Added the environment variable SCOREP_PROFILING_TASK_EXCHANGE_NUM to specify how ofter the profiling system returns reallocated memory objects that have migrated to another thread.
Support for cobi was removed.
SCOREP_User_RegionBegin / SCOREP_User_RegionInit accept NULL as parameter value for lastFileName and lastFileHandle. This simplifies the calls to these functions when used directly without the provided macros.
score-score got a new option: -m allows to display mangled region names. Furthermore, the filter evalution in scorep-score can also use mangled names, too.
In some cases, not all regions are exited at measurement finalization time. Fixed.
Using PGI compiler instrumentation in conjunction with tasks could lead wrong region handles in region exits. Fixed.
Fix building of MPI wrapper if compiler issues unrelated warnings at configure time.
The SCOREP_USER_METRIC_UINT64 macro used signed values.

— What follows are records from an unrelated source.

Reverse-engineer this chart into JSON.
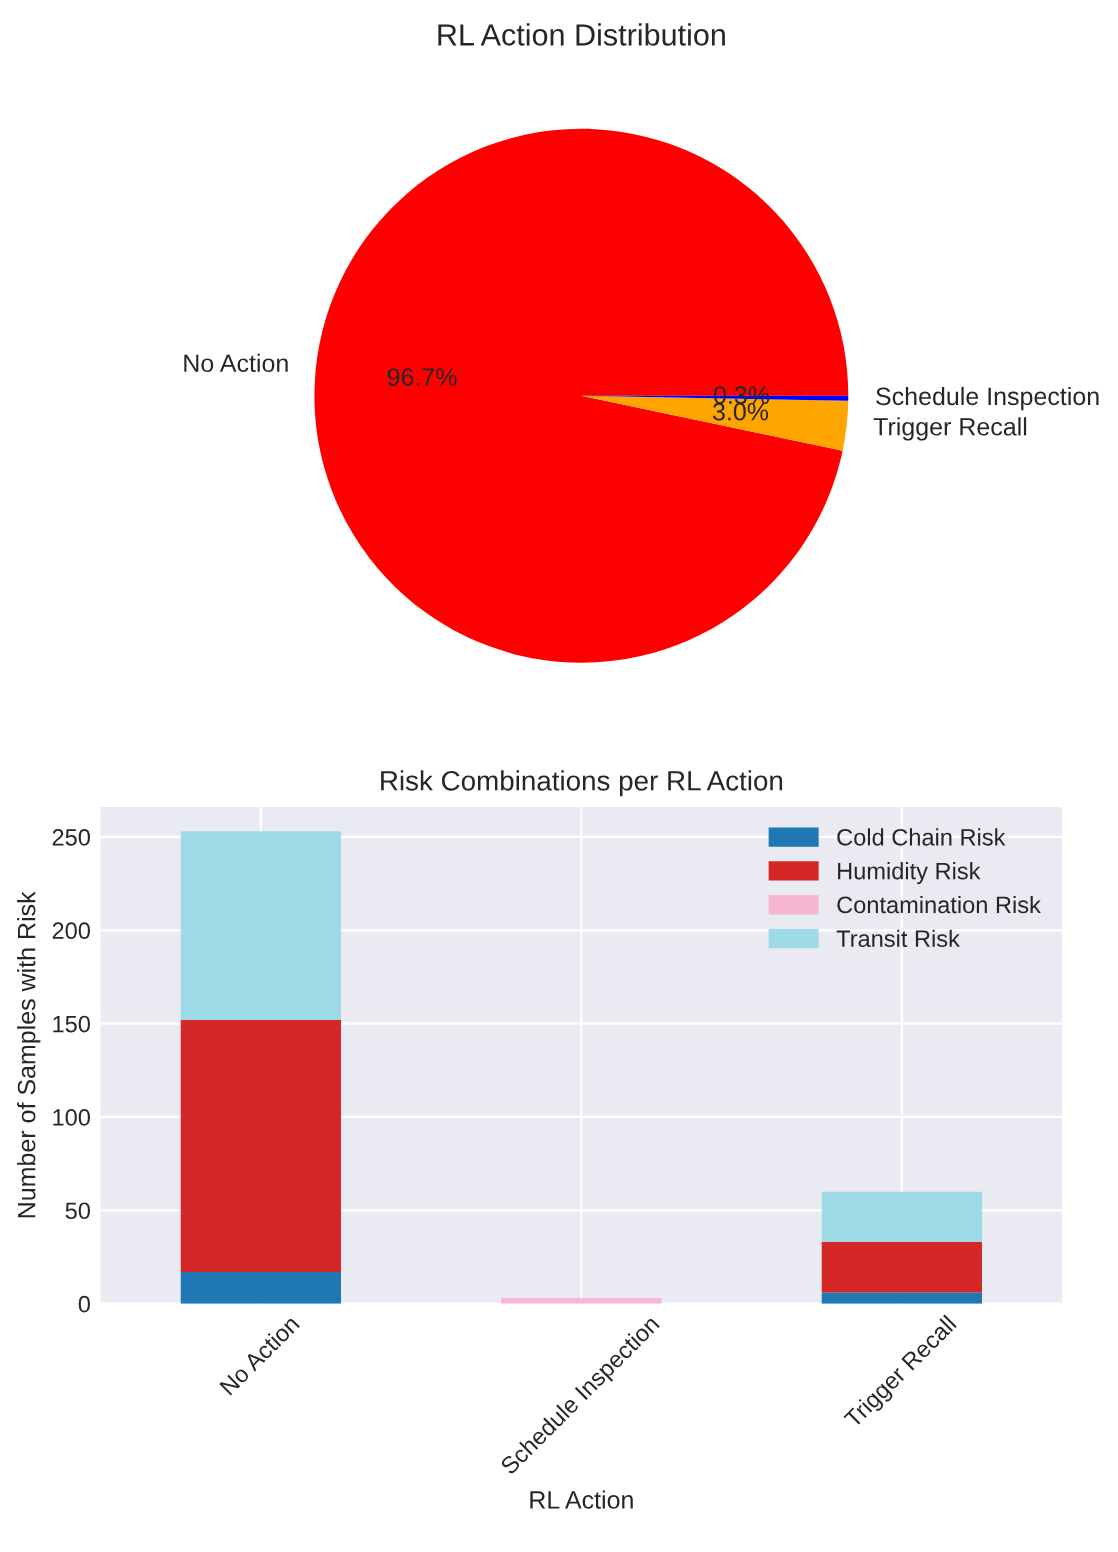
{
  "chart_data": [
    {
      "type": "pie",
      "title": "RL Action Distribution",
      "categories": [
        "No Action",
        "Trigger Recall",
        "Schedule Inspection"
      ],
      "values": [
        96.7,
        3.0,
        0.3
      ],
      "colors": [
        "#ff0000",
        "#ffa500",
        "#0000ff"
      ],
      "value_labels": [
        "96.7%",
        "3.0%",
        "0.3%"
      ]
    },
    {
      "type": "bar",
      "stacked": true,
      "title": "Risk Combinations per RL Action",
      "xlabel": "RL Action",
      "ylabel": "Number of Samples with Risk",
      "categories": [
        "No Action",
        "Schedule Inspection",
        "Trigger Recall"
      ],
      "ylim": [
        0,
        266
      ],
      "yticks": [
        0,
        50,
        100,
        150,
        200,
        250
      ],
      "grid": true,
      "legend": "top right",
      "series": [
        {
          "name": "Cold Chain Risk",
          "color": "#1f77b4",
          "values": [
            17,
            0,
            6
          ]
        },
        {
          "name": "Humidity Risk",
          "color": "#d62728",
          "values": [
            135,
            0,
            27
          ]
        },
        {
          "name": "Contamination Risk",
          "color": "#f7b6d2",
          "values": [
            0,
            3,
            0
          ]
        },
        {
          "name": "Transit Risk",
          "color": "#9edae5",
          "values": [
            101,
            0,
            27
          ]
        }
      ]
    }
  ]
}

Fixed.
Add conflict in the instrumenter between --thread=pthread and --mutex=pthread.
Fixed errors with libmpigf during linking of the instrumented application.
Fixes wrong acquisition order in pthread_cond_timedwait by modifying the nesting level (analog pthread_cond_wait)
Fixes that internal CUDA driver calls were recorded
Fixes a potential deadlock in CUDA adapter for multithreaded CUDA
Fortran OpenMP applications instrumented with OPARI2 and preprocessing report wrong file names ending in '.input.F' for POMP2 regions.